Purple loosestrife may rise two metres in height and 1.5 metres in width with up to 50 erect stalks to a single woody root mass. The wide, downy and sessile leaves are 3-10 centimetres in length and opposite in two ranks. Although easily identified during its blooming season from June to September, purple loosestrife may be distinguished from similar native plants (i.e. fireweed, Epilobium angustifolium; blue vervain, Verbena hastata; blazing stars, Liatris spp. and spirea, Spiraea douglasii) by its angular stalks which are square in outline.
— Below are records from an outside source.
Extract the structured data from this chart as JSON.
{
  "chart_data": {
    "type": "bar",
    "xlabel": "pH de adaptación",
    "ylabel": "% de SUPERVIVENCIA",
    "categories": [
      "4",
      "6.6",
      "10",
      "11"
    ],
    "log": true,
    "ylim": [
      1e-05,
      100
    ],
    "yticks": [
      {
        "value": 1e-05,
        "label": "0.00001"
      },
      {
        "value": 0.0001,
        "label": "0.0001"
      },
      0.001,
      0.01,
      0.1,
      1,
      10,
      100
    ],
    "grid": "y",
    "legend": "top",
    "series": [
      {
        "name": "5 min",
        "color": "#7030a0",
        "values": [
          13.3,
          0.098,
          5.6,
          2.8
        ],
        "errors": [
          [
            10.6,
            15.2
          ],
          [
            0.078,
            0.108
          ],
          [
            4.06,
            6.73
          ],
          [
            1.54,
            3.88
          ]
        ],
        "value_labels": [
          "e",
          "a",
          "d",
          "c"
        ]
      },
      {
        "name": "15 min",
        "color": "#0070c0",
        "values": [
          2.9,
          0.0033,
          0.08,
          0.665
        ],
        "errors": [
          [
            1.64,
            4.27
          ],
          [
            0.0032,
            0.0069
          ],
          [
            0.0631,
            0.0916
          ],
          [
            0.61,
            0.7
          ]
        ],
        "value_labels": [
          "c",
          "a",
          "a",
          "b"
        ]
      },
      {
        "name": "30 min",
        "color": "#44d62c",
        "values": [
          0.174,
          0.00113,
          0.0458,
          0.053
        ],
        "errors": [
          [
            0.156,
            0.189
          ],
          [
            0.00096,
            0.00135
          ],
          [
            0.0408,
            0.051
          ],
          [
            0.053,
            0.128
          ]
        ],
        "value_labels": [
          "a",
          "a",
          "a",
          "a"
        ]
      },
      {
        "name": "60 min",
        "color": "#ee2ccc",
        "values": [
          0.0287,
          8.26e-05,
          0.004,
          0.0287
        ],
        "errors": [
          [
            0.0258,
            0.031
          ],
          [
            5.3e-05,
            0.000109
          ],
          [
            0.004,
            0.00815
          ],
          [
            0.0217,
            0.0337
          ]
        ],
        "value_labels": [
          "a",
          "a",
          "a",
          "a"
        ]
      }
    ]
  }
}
A single plant may produce up to three million tiny seeds annually. Easily carried by wind and water, the seeds germinate in moist soils after over wintering. Once established, infestations are extremely difficult and costly to remove by mechanical and chemical means. An alternative has been sought in biological pest control; the release of insects into North America known to feed exclusively on purple loosestrife has met with considerable success. Use of the four insect species – two beetles (Galerucella calmariensis and G. pusilla) and two weevils (Hylobius transversovittatus and Nanophyes marmoratus) provides an effective alternative to harmful herbicides in sensitive ecosystems."